Affinity Index: Server/Application Virtualization

VMware is by far the market leader for server virtualization, with competitors Microsoft and Citrix far behind. But when one expands the market to include application virtualization, the race gets much closer for two reasons: VMware has little application virtualization business, while Microsoft and especially Citrix do.

As a result, VMware scores the highest in terms of overall solution provider affinity in the SMB market while its competitors are closing more virtualization deals, according to a survey by the Institute for Partner Education & Development (IPED).

The Channel Affinity Index rankings could change in the future as the three jockey for position, with VMware looking more at the application virtualization side and Microsoft and Citrix looking to gain on the server virtualization side.

The following slides illustrate some results in the server/application virtualization category. ChannelWeb is providing further findings in other product categories throughout December.

In the Channel Affinity Index, VARs scored vendors in 15 different factors, which the respondents also weighed according to importance. In server/application virtualization, services attach rate is the most important factor determining their choice of vendor, accounting for 10 percent of the total score. That most likely stems from the amount of services required to implement virtual solutions of any type.

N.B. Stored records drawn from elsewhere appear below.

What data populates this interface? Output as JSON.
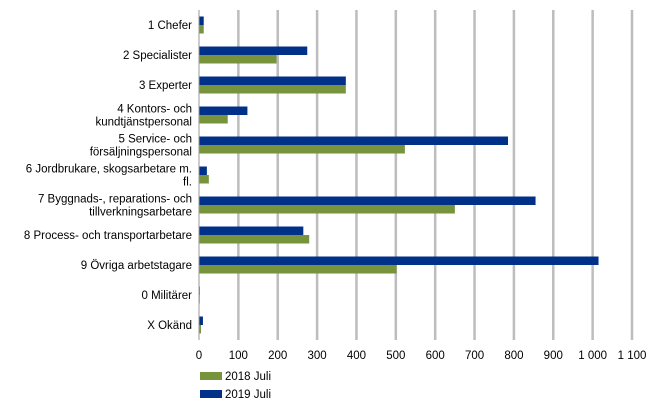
{
  "chart_data": {
    "type": "bar",
    "orientation": "horizontal",
    "categories": [
      [
        "1 Chefer"
      ],
      [
        "2 Specialister"
      ],
      [
        "3 Experter"
      ],
      [
        "4 Kontors- och",
        "kundtjänstpersonal"
      ],
      [
        "5 Service- och",
        "försäljningspersonal"
      ],
      [
        "6 Jordbrukare, skogsarbetare m.",
        "fl."
      ],
      [
        "7 Byggnads-, reparations- och",
        "tillverkningsarbetare"
      ],
      [
        "8 Process- och transportarbetare"
      ],
      [
        "9 Övriga arbetstagare"
      ],
      [
        "0 Militärer"
      ],
      [
        "X Okänd"
      ]
    ],
    "series": [
      {
        "name": "2019 Juli",
        "color": "#003087",
        "values": [
          12,
          275,
          373,
          123,
          785,
          20,
          855,
          265,
          1015,
          2,
          10
        ]
      },
      {
        "name": "2018 Juli",
        "color": "#77933c",
        "values": [
          12,
          197,
          373,
          73,
          523,
          25,
          650,
          280,
          502,
          1,
          5
        ]
      }
    ],
    "xlim": [
      0,
      1100
    ],
    "xticks": [
      0,
      100,
      200,
      300,
      400,
      500,
      600,
      700,
      800,
      900,
      1000,
      1100
    ],
    "xtick_labels": [
      "0",
      "100",
      "200",
      "300",
      "400",
      "500",
      "600",
      "700",
      "800",
      "900",
      "1 000",
      "1 100"
    ],
    "grid": "vertical",
    "legend_position": "bottom-left",
    "legend": [
      "2018 Juli",
      "2019 Juli"
    ]
  }
}
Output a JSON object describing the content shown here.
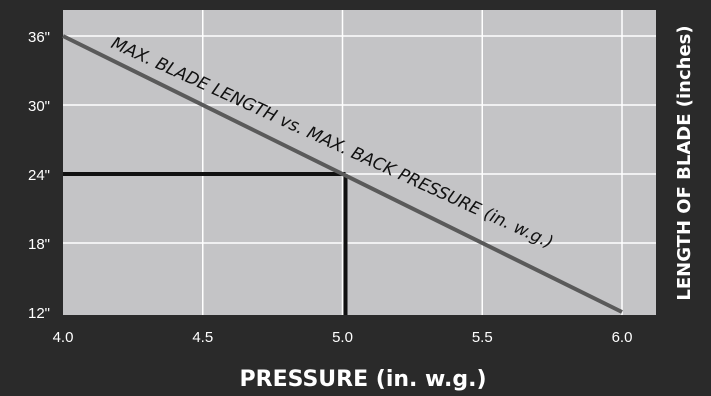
{
  "chart_data": {
    "type": "line",
    "xlabel": "PRESSURE (in. w.g.)",
    "ylabel": "LENGTH OF BLADE (inches)",
    "xlim": [
      4.0,
      6.0
    ],
    "ylim": [
      12,
      36
    ],
    "x_ticks": [
      4.0,
      4.5,
      5.0,
      5.5,
      6.0
    ],
    "x_tick_labels": [
      "4.0",
      "4.5",
      "5.0",
      "5.5",
      "6.0"
    ],
    "y_ticks": [
      12,
      18,
      24,
      30,
      36
    ],
    "y_tick_labels": [
      "12\"",
      "18\"",
      "24\"",
      "30\"",
      "36\""
    ],
    "grid": true,
    "series": [
      {
        "name": "MAX. BLADE LENGTH vs. MAX. BACK PRESSURE (in. w.g.)",
        "x": [
          4.0,
          6.0
        ],
        "y": [
          36,
          12
        ]
      }
    ],
    "reference_lines": {
      "horizontal": {
        "y": 24,
        "x_from": 4.0,
        "x_to": 5.0
      },
      "vertical": {
        "x": 5.0,
        "y_from": 12,
        "y_to": 24
      }
    },
    "colors": {
      "background": "#2a2a2a",
      "plot_background": "#c4c4c6",
      "grid": "#ffffff",
      "series_line": "#5a5a5a",
      "reference_line": "#111111",
      "text": "#ffffff"
    }
  }
}
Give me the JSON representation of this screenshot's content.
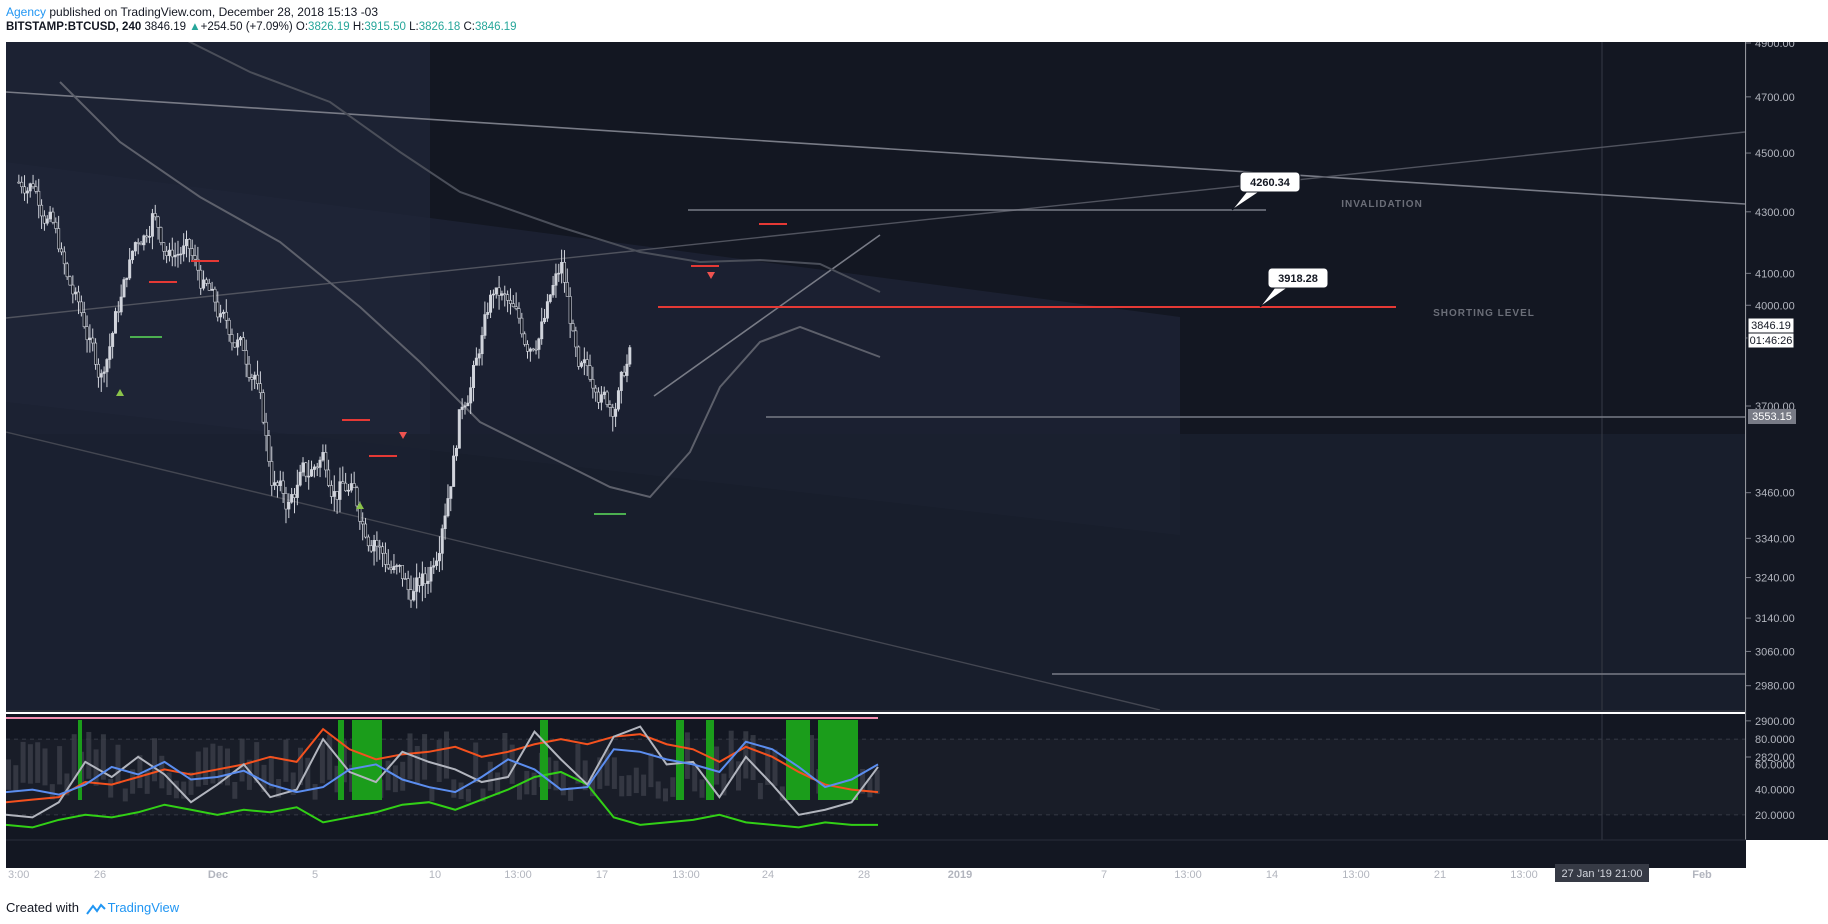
{
  "header": {
    "author": "Agency",
    "published_text": "published on TradingView.com, December 28, 2018 15:13 -03",
    "symbol": "BITSTAMP:BTCUSD, 240",
    "last": "3846.19",
    "change": "+254.50 (+7.09%)",
    "o_label": "O:",
    "o": "3826.19",
    "h_label": "H:",
    "h": "3915.50",
    "l_label": "L:",
    "l": "3826.18",
    "c_label": "C:",
    "c": "3846.19"
  },
  "footer": {
    "created_with": "Created with",
    "brand": "TradingView"
  },
  "colors": {
    "background": "#131722",
    "panel_shade": "#1c2233",
    "candle": "#d1d4dc",
    "red_line": "#e53935",
    "green_mark": "#43a047",
    "stoch_blue": "#5b8def",
    "stoch_orange": "#f4511e",
    "stoch_green": "#32d016",
    "stoch_gray": "#b2b5be",
    "bar_green": "#1b9d1b"
  },
  "chart_data": {
    "type": "line",
    "title": "BITSTAMP:BTCUSD, 240",
    "price_axis": {
      "ticks": [
        "4900.00",
        "4700.00",
        "4500.00",
        "4300.00",
        "4100.00",
        "4000.00",
        "3900.00",
        "3700.00",
        "3460.00",
        "3340.00",
        "3240.00",
        "3140.00",
        "3060.00",
        "2980.00",
        "2900.00",
        "2820.00"
      ],
      "ylim": [
        2780,
        4950
      ],
      "scale": "log",
      "last_price_label": "3846.19",
      "countdown_label": "01:46:26",
      "support_label": "3553.15"
    },
    "time_axis": {
      "ticks": [
        "3:00",
        "26",
        "Dec",
        "5",
        "10",
        "13:00",
        "17",
        "13:00",
        "24",
        "28",
        "2019",
        "7",
        "13:00",
        "14",
        "13:00",
        "21",
        "13:00",
        "27 Jan '19",
        "28",
        "Feb"
      ],
      "crosshair_label": "27 Jan '19   21:00"
    },
    "series": [
      {
        "name": "BTCUSD",
        "x": [
          "Nov 23",
          "Nov 24",
          "Nov 25",
          "Nov 26",
          "Nov 27",
          "Nov 28",
          "Nov 29",
          "Nov 30",
          "Dec 1",
          "Dec 2",
          "Dec 3",
          "Dec 4",
          "Dec 5",
          "Dec 6",
          "Dec 7",
          "Dec 8",
          "Dec 9",
          "Dec 10",
          "Dec 11",
          "Dec 12",
          "Dec 13",
          "Dec 14",
          "Dec 15",
          "Dec 16",
          "Dec 17",
          "Dec 18",
          "Dec 19",
          "Dec 20",
          "Dec 21",
          "Dec 22",
          "Dec 23",
          "Dec 24",
          "Dec 25",
          "Dec 26",
          "Dec 27",
          "Dec 28"
        ],
        "values": [
          4400,
          4270,
          4080,
          3950,
          3780,
          4000,
          4200,
          4280,
          4150,
          4180,
          4050,
          3950,
          3880,
          3790,
          3500,
          3420,
          3520,
          3560,
          3460,
          3440,
          3340,
          3260,
          3210,
          3230,
          3380,
          3660,
          3830,
          4050,
          3990,
          3880,
          3960,
          4120,
          3790,
          3770,
          3700,
          3846
        ]
      }
    ],
    "annotations": [
      {
        "label": "4260.34",
        "text": "INVALIDATION"
      },
      {
        "label": "3918.28",
        "text": "SHORTING LEVEL"
      }
    ],
    "oscillator": {
      "type": "line",
      "ticks": [
        "80.0000",
        "60.0000",
        "40.0000",
        "20.0000"
      ],
      "ylim": [
        0,
        100
      ]
    }
  }
}
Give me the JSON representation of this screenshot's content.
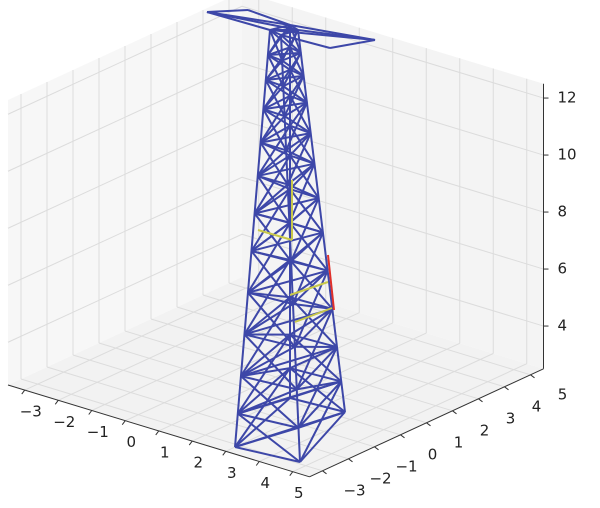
{
  "chart_data": {
    "type": "line3d",
    "xlim": [
      -3.5,
      5.5
    ],
    "ylim": [
      -3.5,
      5.5
    ],
    "zlim": [
      2.5,
      12.5
    ],
    "xticks": [
      {
        "value": -3,
        "label": "−3"
      },
      {
        "value": -2,
        "label": "−2"
      },
      {
        "value": -1,
        "label": "−1"
      },
      0,
      1,
      2,
      3,
      4,
      5
    ],
    "yticks": [
      {
        "value": -3,
        "label": "−3"
      },
      {
        "value": -2,
        "label": "−2"
      },
      {
        "value": -1,
        "label": "−1"
      },
      0,
      1,
      2,
      3,
      4,
      5
    ],
    "zticks": [
      4,
      6,
      8,
      10,
      12
    ],
    "grid": true
  }
}
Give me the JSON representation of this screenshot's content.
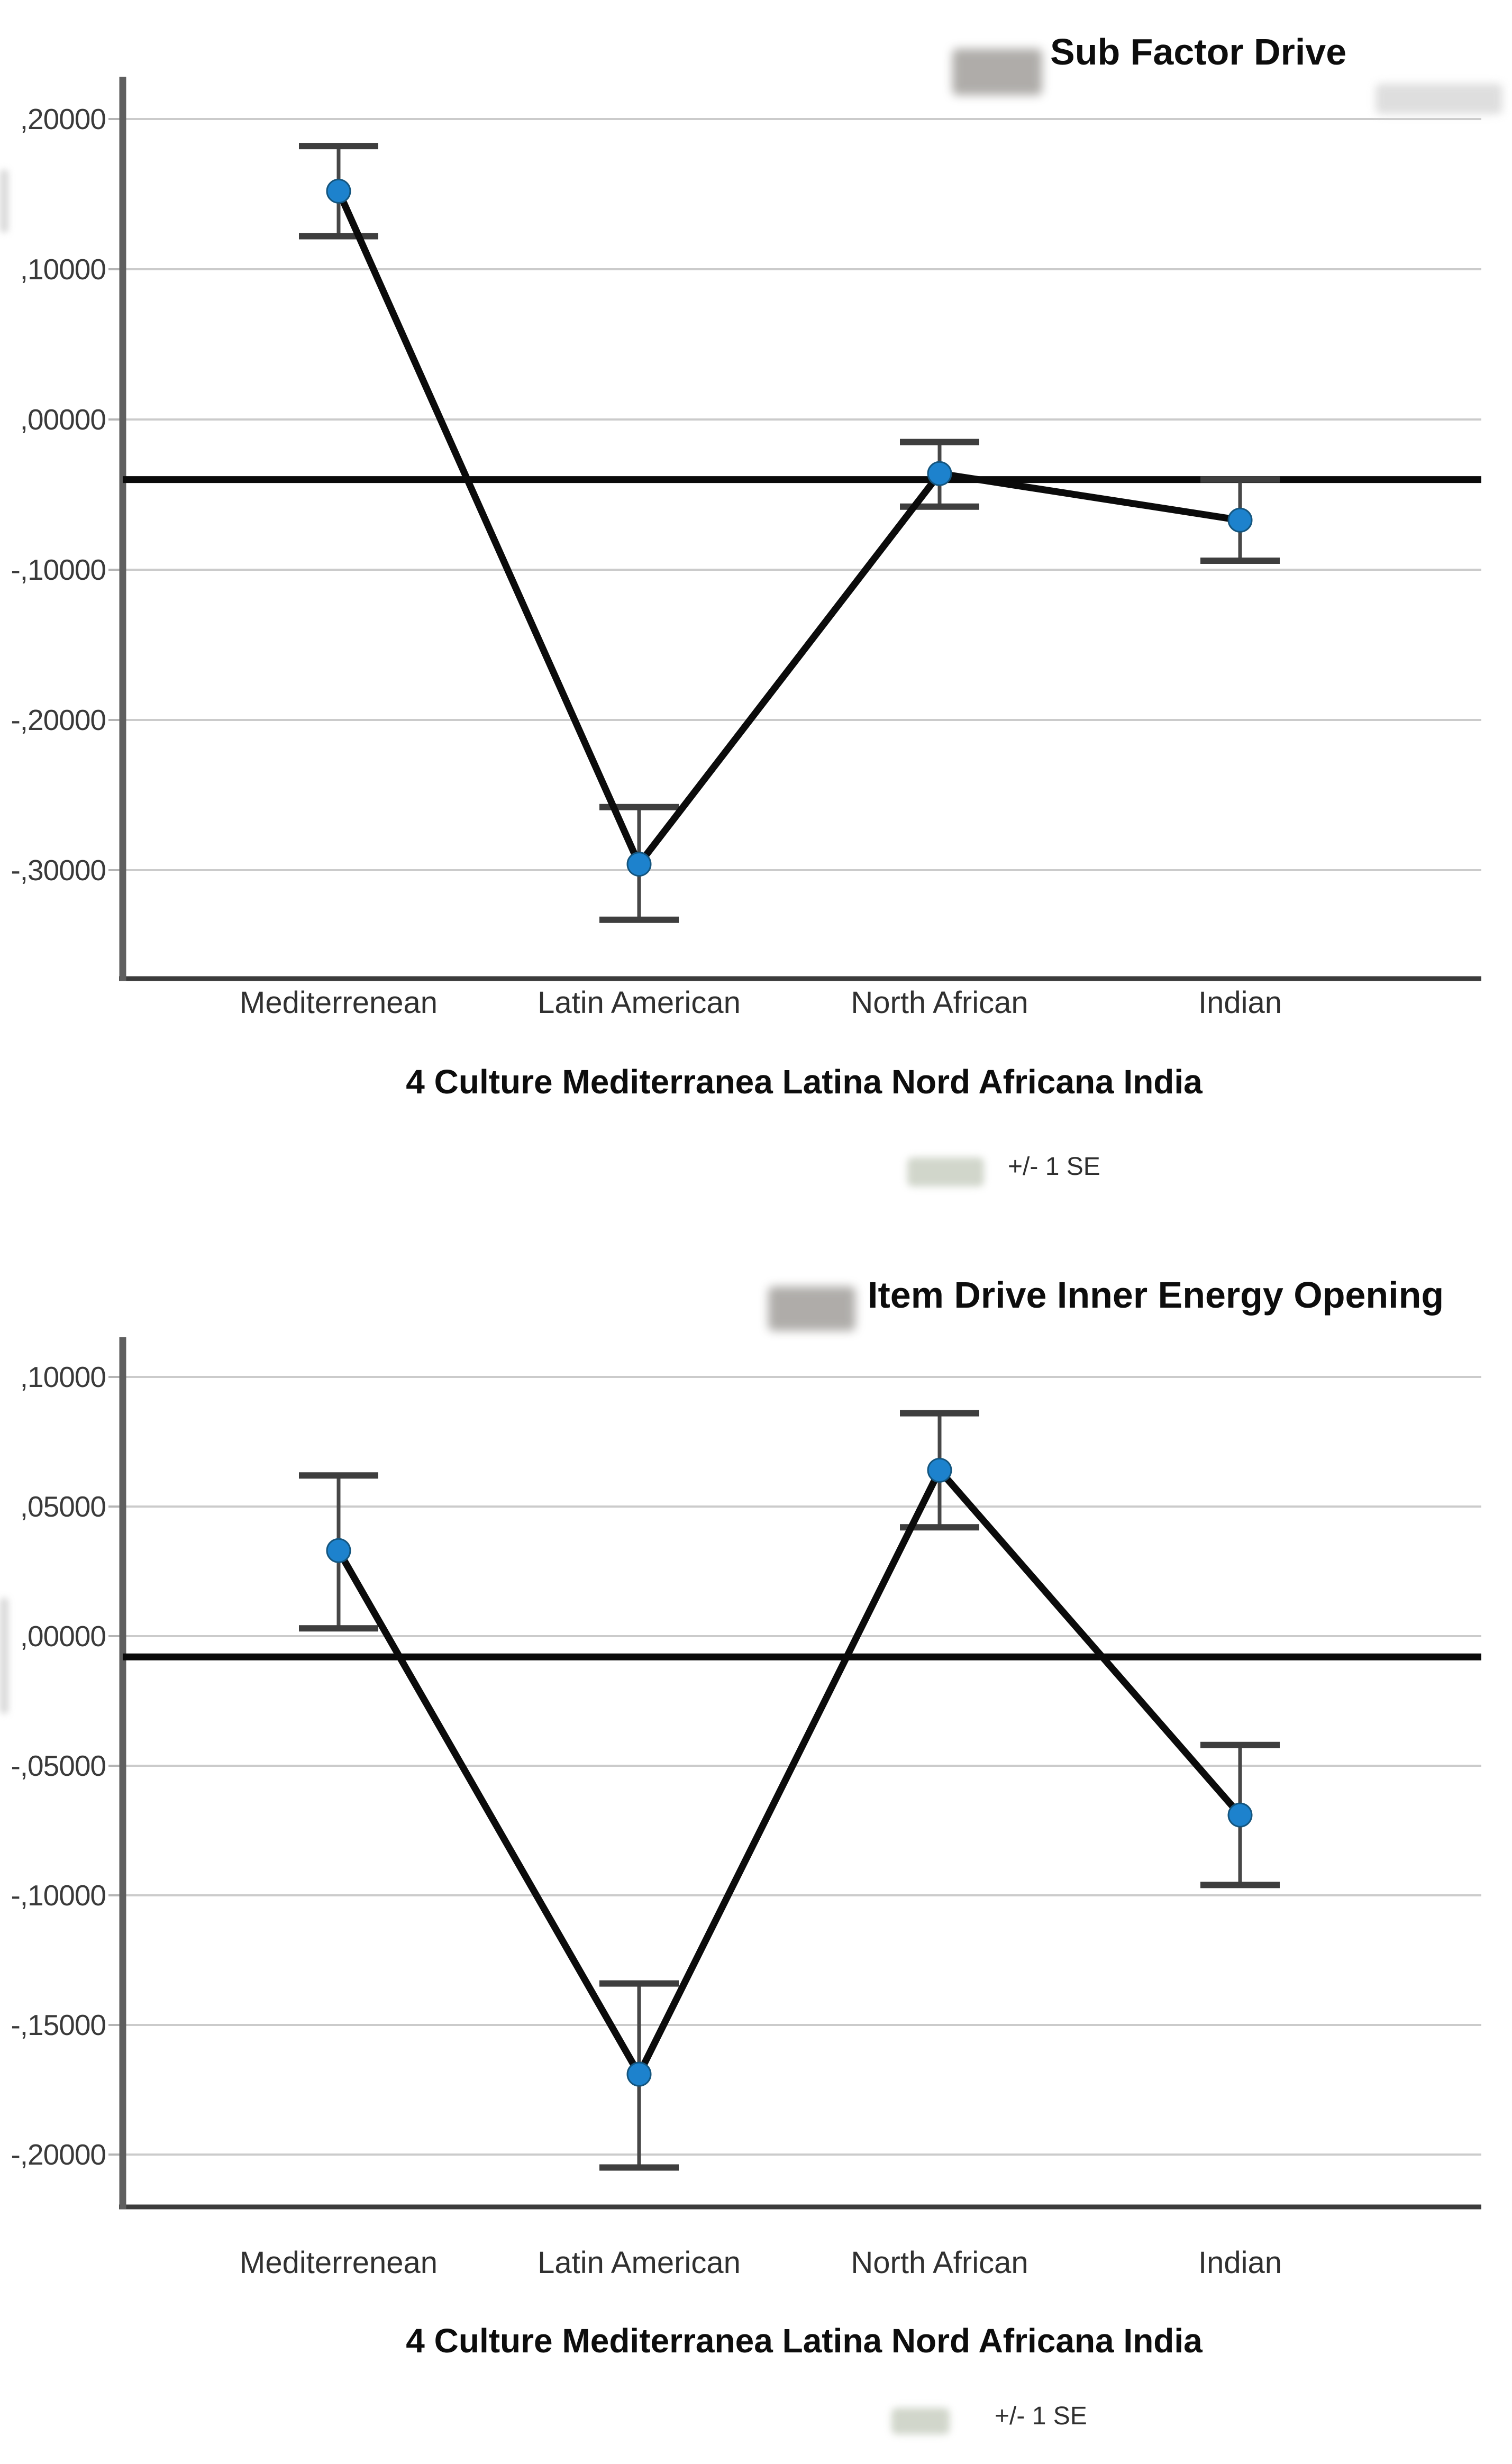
{
  "chart_data": [
    {
      "type": "line",
      "subtype": "point-estimates-with-error-bars",
      "title": "Sub Factor Drive",
      "title_prefix_redacted": "blurred text before title",
      "categories": [
        "Mediterrenean",
        "Latin American",
        "North African",
        "Indian"
      ],
      "series": [
        {
          "name": "mean",
          "values": [
            0.152,
            -0.296,
            -0.036,
            -0.067
          ]
        }
      ],
      "error_high": [
        0.182,
        -0.258,
        -0.015,
        -0.04
      ],
      "error_low": [
        0.122,
        -0.333,
        -0.058,
        -0.094
      ],
      "reference_line": -0.04,
      "ytick_labels": [
        ",20000",
        ",10000",
        ",00000",
        "-,10000",
        "-,20000",
        "-,30000"
      ],
      "ytick_values": [
        0.2,
        0.1,
        0.0,
        -0.1,
        -0.2,
        -0.3
      ],
      "ylim": [
        -0.372,
        0.228
      ],
      "xlabel": "4 Culture Mediterranea Latina Nord Africana India",
      "ylabel": "",
      "legend_label": "+/- 1 SE",
      "legend_position": "bottom-center",
      "grid": true,
      "decimal_style": "comma",
      "marker_color": "#1d82cd",
      "line_color": "#0b0b0b",
      "errbar_color": "#3e3e3e"
    },
    {
      "type": "line",
      "subtype": "point-estimates-with-error-bars",
      "title": "Item Drive Inner Energy Opening",
      "title_prefix_redacted": "blurred text before title",
      "categories": [
        "Mediterrenean",
        "Latin American",
        "North African",
        "Indian"
      ],
      "series": [
        {
          "name": "mean",
          "values": [
            0.033,
            -0.169,
            0.064,
            -0.069
          ]
        }
      ],
      "error_high": [
        0.062,
        -0.134,
        0.086,
        -0.042
      ],
      "error_low": [
        0.003,
        -0.205,
        0.042,
        -0.096
      ],
      "reference_line": -0.008,
      "ytick_labels": [
        ",10000",
        ",05000",
        ",00000",
        "-,05000",
        "-,10000",
        "-,15000",
        "-,20000"
      ],
      "ytick_values": [
        0.1,
        0.05,
        0.0,
        -0.05,
        -0.1,
        -0.15,
        -0.2
      ],
      "ylim": [
        -0.22,
        0.115
      ],
      "xlabel": "4 Culture Mediterranea Latina Nord Africana India",
      "ylabel": "",
      "legend_label": "+/- 1 SE",
      "legend_position": "bottom-center",
      "grid": true,
      "decimal_style": "comma",
      "marker_color": "#1d82cd",
      "line_color": "#0b0b0b",
      "errbar_color": "#3e3e3e"
    }
  ]
}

Nearly as important are end-customer brand awareness and the difficulties related to adding or changing vendors, both of which were cited by 9 percent of solution providers as top keys to determine affinity.

It appears, however, that solution providers are willing to do virtualization implementations on their own; vendor support joint sales calls accounted for only 4 percent of the total score, the lowest of the 15 factors.

VMware dominates the server virtualization market, while Citrix and Microsoft dominate the application virtualization and are building their server virtualization market. This comes through in the Channel Affinity Index with fairly close scores among the three vendors.

VMware has the strongest channel affinity, according to the survey, suggesting that its dominance in server virtualization draws it the kind of loyalty and brand recognition that comes with its market share. Solution providers may also find VMware is the server virtualization base for building infrastructures on which other types of virtualization can be built.

VMware has continued to grow its server virtualization business in the face of stiffening competition from Microsoft and Citrix. Its momentum continues to carry it forward to provide a platform on which solution providers can provide a variety of services to customers.

Therefore, despite its position in terms of application virtualization, VMware still generated the lion's share of server and application virtualization proposals, about 45 percent in the first half of 2008 compared to 32 percent for Microsoft and 20 percent for Citrix.

That Citrix compares so well to Microsoft also suggests that its strategy of combining its legacy application virtualization business with its acquisition of its XenServer technology is attractive to the channel.

Solution providers have found enough in Microsoft's and Citrix's offerings to be able to close more deals for server and application virtualization than they do with VMware.

Microsoft managed to close nearly 43 percent of the channel deals for server and application virtualization during the first half of 2008, followed by Citrix at 31 percent and VMware at nearly 23 percent.

Microsoft, Citrix and VMware will maintain their competitive positions in terms of planned deals closed in the second half of 2008, according to solution providers surveyed by IPED. However, Citrix and VMware will grab market share from Microsoft, solution providers responded.

It is no surprise that Citrix and Microsoft came out so strong in the survey despite VMware's server virtualization market share, said Dave Spear, vice president of sustainability at Istonish, a Denver-based solution provider.

"It would sound fishy if the survey results were based on server virtualization only," Spear said. "But if you talk server and application virtualization, then Microsoft and Citrix will come out on top."

Citrix has had application virtualization technology almost since its founding, and its XenServer server virtualization technology has been catching up to that of VMware, Spear said.

Meanwhile, Microsoft is trying to leverage its Hyper-V server virtualization technology, but still has a lot of work to do to catch up with VMware. "Hyper-V is still complex," Spear said. "But it's free. And in the meantime, VMware is trying to develop applications, but it still has a lot of work to do."